はるみ屋食堂
SINCE 1998.8



1999年12月31日更新




・独断と偏見

スープ:鶏ガラ+野菜醤油味(澄んでいます)

麺   :中麺


中華そば

倉敷市役所へ出掛けたついでに、久しぶりの成羽町美術館と対面するという口実で「はるみ屋」に出掛けて来ました。う〜〜〜みぃ、 倉敷市役所から笠岡への帰り道といえば言えなくもないけど、結構 きつい道のりでした。(^_^;)
 成羽町病院の向かいということで、県道を挟んで向かい側と勝手に思いこんでおりましたが、現場は県道から路地に入って真向かい。とても車二台は駐車できないで有ろうというスペースに何とか車を詰め込んで、勢い良く店に突入を敢行しました。時間は正午少し前、店内はどこぞの養老院の食堂かと勘違いしそうなほどのおぢぢ&おばばの大群で既に占拠が完了されておりました。うぐっ、、、なんじゃこりゃぁ!病院が年寄りクラブの例会場で、この「はるみ屋」は3セクで運営されている専用の給食場なんかいっ!と思わせるに充分の迫力、感服致しました。(笑)
 さて、カウンターも満杯、テーブル席も満杯と言うことで僅かに空いていた座敷席に座り、酒と「堅め」を注文。厨房の様子は見えないのでどの様な行程で制作されているかは不明、おまけに私を取り囲んでいる年輩の方々は誰も中華そばなんて食べていない。

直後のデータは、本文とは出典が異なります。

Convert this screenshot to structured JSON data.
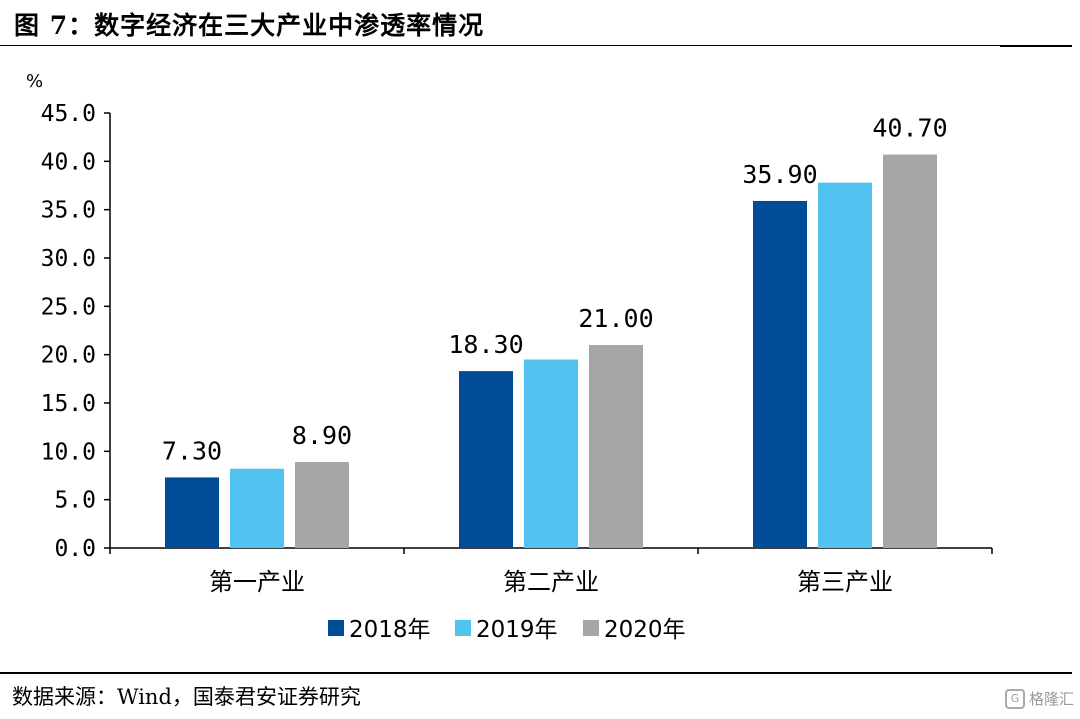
{
  "title": "图 7：数字经济在三大产业中渗透率情况",
  "source": "数据来源：Wind，国泰君安证券研究",
  "watermark": "格隆汇",
  "colors": {
    "s2018": "#004c97",
    "s2019": "#52c3f1",
    "s2020": "#a6a6a6"
  },
  "chart_data": {
    "type": "bar",
    "unit_label": "%",
    "categories": [
      "第一产业",
      "第二产业",
      "第三产业"
    ],
    "series": [
      {
        "name": "2018年",
        "values": [
          7.3,
          18.3,
          35.9
        ],
        "labels": [
          "7.30",
          "18.30",
          "35.90"
        ],
        "color": "#004c97"
      },
      {
        "name": "2019年",
        "values": [
          8.2,
          19.5,
          37.8
        ],
        "labels": [
          null,
          null,
          null
        ],
        "color": "#52c3f1"
      },
      {
        "name": "2020年",
        "values": [
          8.9,
          21.0,
          40.7
        ],
        "labels": [
          "8.90",
          "21.00",
          "40.70"
        ],
        "color": "#a6a6a6"
      }
    ],
    "yticks": [
      "0.0",
      "5.0",
      "10.0",
      "15.0",
      "20.0",
      "25.0",
      "30.0",
      "35.0",
      "40.0",
      "45.0"
    ],
    "ylim": [
      0,
      45
    ],
    "grid": false,
    "legend_position": "bottom"
  }
}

おひ、本当に大丈夫なんかいっ!と思わず心に中から口をついて出そうになる言葉を酒で飲み込み待つことしばし。運ばれてきた中華そばは薄い澄んだ醤油色のスープに沈んだ中麺、その上に盛られたモモの焼豚、蒲鉾、モヤシとネギという出で立ちでなかなかに昔懐かしいレトロな中華そばの面持ちを湛えています。そしてそのレトロさを丼が強力にサポートします。現在では「あまいからい@岡山」ぐらいでしか見なくなった縁に赤、青、黄色の三色の渦模様で交互に縁取られた見事な年代物の丼はそれだけで目頭が熱くなり、こぼれる涙を抑えることが出来ません。
 さて、中麺をすするとこれが「堅め」と注文したものかと驚くほどの柔らかさ。客層に併せてデフォルトが柔らかいのかも知れないが、ここで食べる時には「特別に堅め」とか何とか注文した方が良いでしょう。味はそこそこ。スープも基本的には薄い。これも客層故か、それとも成羽という土地柄がもともと薄味なんだろうか。ガラの味も薄けりゃ味付けも薄上にぬるい。しかし、だからといって不味い訳では決してない。少なくとも私には「レトロ」の一言で許せてしまうレベルには達しています。 焼豚はパサパサでしわくていかにも岡山風。さして評価すべき物は ありません。ということで、この店だけを目標に出掛けると少々がっかりされるであろう事は間違い有りませんので、そういう意味ではお勧めではないですが、あの辺りに出掛けたついでであるとか、成羽町美術館を見学した後というのであればお勧めです。私自身もそういう状況で有れば間違いなく再度訪れ「特別に堅め」と注文してしまうでしょう。